Re: How to start to make a language?
From: | julien eychenne <eychenne.j@...> |
Date: | Wednesday, August 7, 2002, 7:38 |
On Wed, 7 Aug 2002 6:47:4 +0100
> En réponse à "H. S. Teoh" <hsteoh@...>:
>
>
> I'd say, don't worry about Latin letters right from the start; get
> your
> phonology going first, and *then* consider what's the most
> straightforward
> way to write them in Roman letters.
As almost every trying of mine was a failure, I give you how I do with sabyukà.

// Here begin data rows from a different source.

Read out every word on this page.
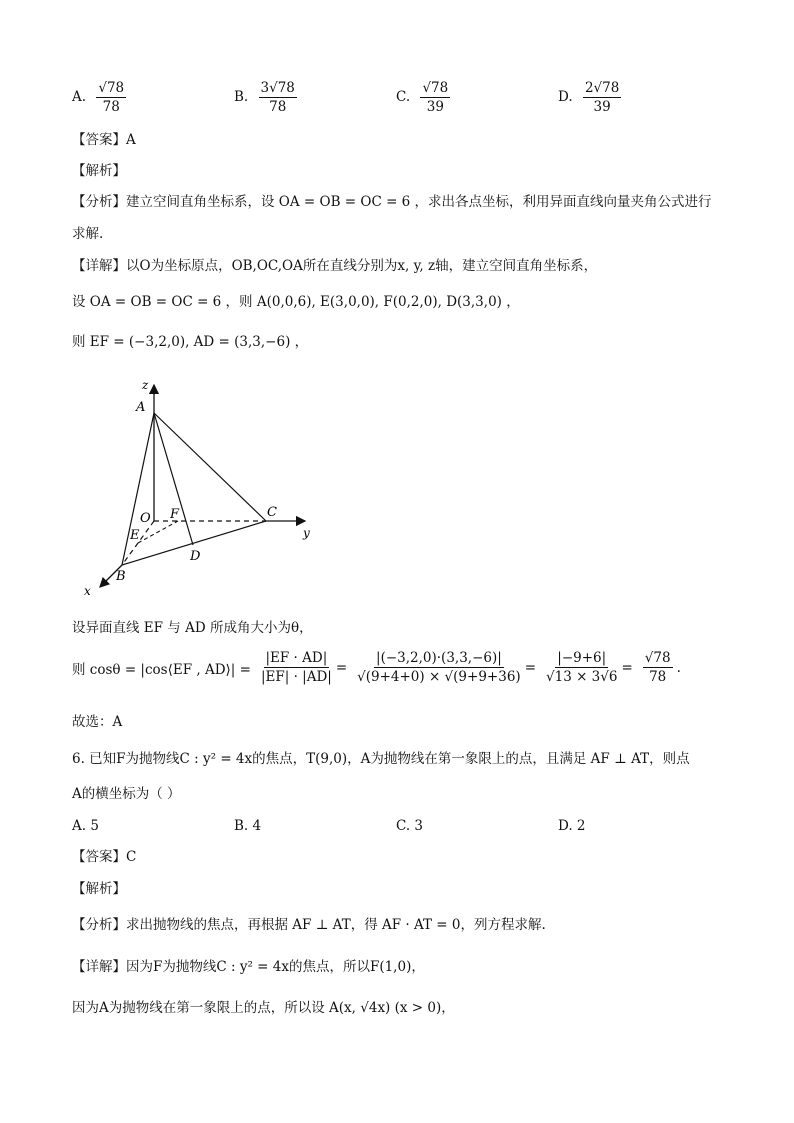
A. $\frac{√78}{78}$	B. $\frac{3√78}{78}$	C. $\frac{√78}{39}$	D. $\frac{2√78}{39}$
【答案】A
【解析】
【分析】建立空间直角坐标系，设 OA = OB = OC = 6 ，求出各点坐标，利用异面直线向量夹角公式进行
求解.
【详解】以O为坐标原点，OB,OC,OA所在直线分别为x, y, z轴，建立空间直角坐标系，
设 OA = OB = OC = 6 ，则 A(0,0,6), E(3,0,0), F(0,2,0), D(3,3,0) ，
则 EF = (−3,2,0), AD = (3,3,−6) ，
z
A
O F	C
y
E
D
B
x
设异面直线 EF 与 AD 所成角大小为θ，
则 cosθ = |cos⟨EF , AD⟩| = $\frac{|EF \cdot AD|}{|EF| \cdot |AD|} = \frac{|(-3,2,0)\cdot(3,3,-6)|}{√(9+4+0) \times √(9+9+36)} = \frac{|-9+6|}{√13 \times 3√6} = \frac{√78}{78}$ .
故选：A
6. 已知F为抛物线C : y² = 4x的焦点，T(9,0)，A为抛物线在第一象限上的点，且满足 AF ⊥ AT，则点
A的横坐标为（ ）
A. 5	B. 4	C. 3	D. 2
【答案】C
【解析】
【分析】求出抛物线的焦点，再根据 AF ⊥ AT，得 AF · AT = 0，列方程求解.
【详解】因为F为抛物线C : y² = 4x的焦点，所以F(1,0)，
因为A为抛物线在第一象限上的点，所以设 A(x, √4x) (x > 0)，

Maybe other people work that way.
First I tried to decide roughly the basic patterns of the language (agglutinating,
synthetic, case-marked, ergative, accusative and so on...). I think when you go
on hollidays, it is interesting to have an idea of where you want to go, rather
than take your car and drive it blindly. Having a rough idea of what you want
to get can help to avoid mistakes. An error I made *several times* in a
preceeding trying was to design the vocabulary (and I had spent so much time on
it, deriving roots from IE) and a phonological system whithout having any idea
of what the grammar would look like. I experienced a lot of problems, because
the phonological system prevented me from constructing the morpho-syntactic
rules I had in mind. For example, if you want an agglutinating language, with
rules of assimilation rather than epenthesis (even if they don't exclude each
other), a good point to start with , especially when like me, it is more or
less your first attempt, could be to have a rather !
simple ph
onological system. However, if you're sure that two vowels will never merge together, and
you'll have systematically an epenthetic consonant ( [t,n, ?] for example),
then you can deal with a greater number of vowels.
I tell that because I used to try to design first the phonology, vocabulary and
then the grammar, and every time it was a discouraging failure. The only way
that seems to work properly with me is to do like this. I don't mean this is a
better method, but this is another way to go ;).